Se il tempo è stretto, compila solo 3-4 stanze e salta al PDF finale.
Chiusura
13. "Come comunità"
Ora, io stasera potrei chiudere qui. Vi ho dato i numeri, vi ho dato gli scenari, vi ho dato gli strumenti. Ma c'è una cosa che nessuna guida e nessun parental control può sostituire, e devo dirvela chiaramente.
Da soli non ce la fa nessuno.
Il bullo di vostro figlio è il figlio di un altro genitore seduto in questa sala. Il gruppo WhatsApp "Senza Marco" coinvolge quindici famiglie, non una. Le regole sul telefono funzionano solo se sono condivise: se vostro figlio è l'unico con il parental control e tutti i compagni hanno accesso libero, quelle regole cadranno in una settimana.

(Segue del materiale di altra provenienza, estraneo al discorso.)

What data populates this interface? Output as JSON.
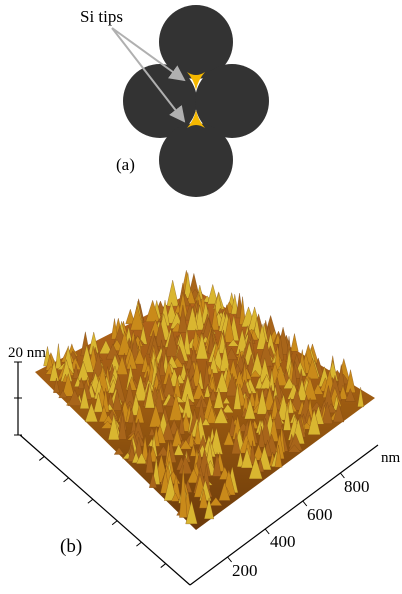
{
  "panel_a": {
    "label": "Si tips",
    "caption": "(a)"
  },
  "panel_b": {
    "z_scale": "20 nm",
    "axis_unit": "nm",
    "axis_ticks": [
      "200",
      "400",
      "600",
      "800"
    ],
    "caption": "(b)"
  }
}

Questo è il senso della serata. Non sono qui per farvi sentire in colpa e non sono qui per fare il professore. Sono qui per proporre un patto. La scuola fa la sua parte — e stasera vi ho mostrato cosa fa. Ma serve che ognuno di voi faccia la propria. Non da solo. Come comunità.
14. Domande + Ispettore
Di solito quando il relatore ha finito c'è sempre lo spazio per le domande... ma visto che questa sera sono io che vi ho fatto le domande... può andare bene anche esprimere un feedback?

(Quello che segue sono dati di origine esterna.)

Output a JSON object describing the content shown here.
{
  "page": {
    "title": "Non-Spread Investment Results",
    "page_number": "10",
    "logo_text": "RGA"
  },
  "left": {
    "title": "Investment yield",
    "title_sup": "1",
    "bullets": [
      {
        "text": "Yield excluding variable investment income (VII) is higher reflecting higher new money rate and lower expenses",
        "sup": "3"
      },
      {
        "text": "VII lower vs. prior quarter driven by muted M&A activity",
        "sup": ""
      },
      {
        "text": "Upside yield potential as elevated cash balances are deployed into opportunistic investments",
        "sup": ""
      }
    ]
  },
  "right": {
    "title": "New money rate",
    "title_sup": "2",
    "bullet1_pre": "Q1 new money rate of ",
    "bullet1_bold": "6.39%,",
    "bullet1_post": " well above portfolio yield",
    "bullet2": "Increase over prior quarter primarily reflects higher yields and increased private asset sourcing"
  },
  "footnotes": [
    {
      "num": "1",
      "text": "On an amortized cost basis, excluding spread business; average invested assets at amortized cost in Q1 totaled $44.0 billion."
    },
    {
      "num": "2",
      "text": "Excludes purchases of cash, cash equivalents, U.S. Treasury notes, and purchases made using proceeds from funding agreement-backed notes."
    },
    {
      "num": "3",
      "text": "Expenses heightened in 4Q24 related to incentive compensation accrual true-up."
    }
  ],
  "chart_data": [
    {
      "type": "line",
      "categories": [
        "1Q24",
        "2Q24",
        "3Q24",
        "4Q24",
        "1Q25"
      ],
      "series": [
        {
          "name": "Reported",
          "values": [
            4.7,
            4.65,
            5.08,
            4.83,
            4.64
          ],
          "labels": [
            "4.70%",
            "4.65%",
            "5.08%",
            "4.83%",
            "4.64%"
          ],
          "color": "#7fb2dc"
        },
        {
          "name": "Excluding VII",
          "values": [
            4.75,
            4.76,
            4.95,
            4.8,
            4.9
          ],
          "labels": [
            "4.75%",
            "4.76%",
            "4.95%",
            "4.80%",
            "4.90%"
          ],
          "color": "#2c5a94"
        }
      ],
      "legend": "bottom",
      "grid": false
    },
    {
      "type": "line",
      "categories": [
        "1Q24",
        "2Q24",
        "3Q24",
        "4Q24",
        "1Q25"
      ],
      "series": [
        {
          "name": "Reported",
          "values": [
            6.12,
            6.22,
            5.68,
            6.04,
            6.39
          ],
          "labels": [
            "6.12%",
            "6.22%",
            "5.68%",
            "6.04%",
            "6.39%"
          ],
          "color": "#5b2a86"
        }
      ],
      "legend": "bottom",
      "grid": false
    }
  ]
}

...oppure anche solo dirmi quale delle frasi di prima era la vostra.
L'Ispettore interviene liberamente. Chiudi con il QR code verso crescerecittadinidigitali.neocities.org.
I tre strumenti restano online: la Guida per informarvi, CyberEscape per giocarci a casa con i vostri figli, il Patto per scrivere le regole insieme.
Grazie, e buona serata. Anzi — buona navigazione.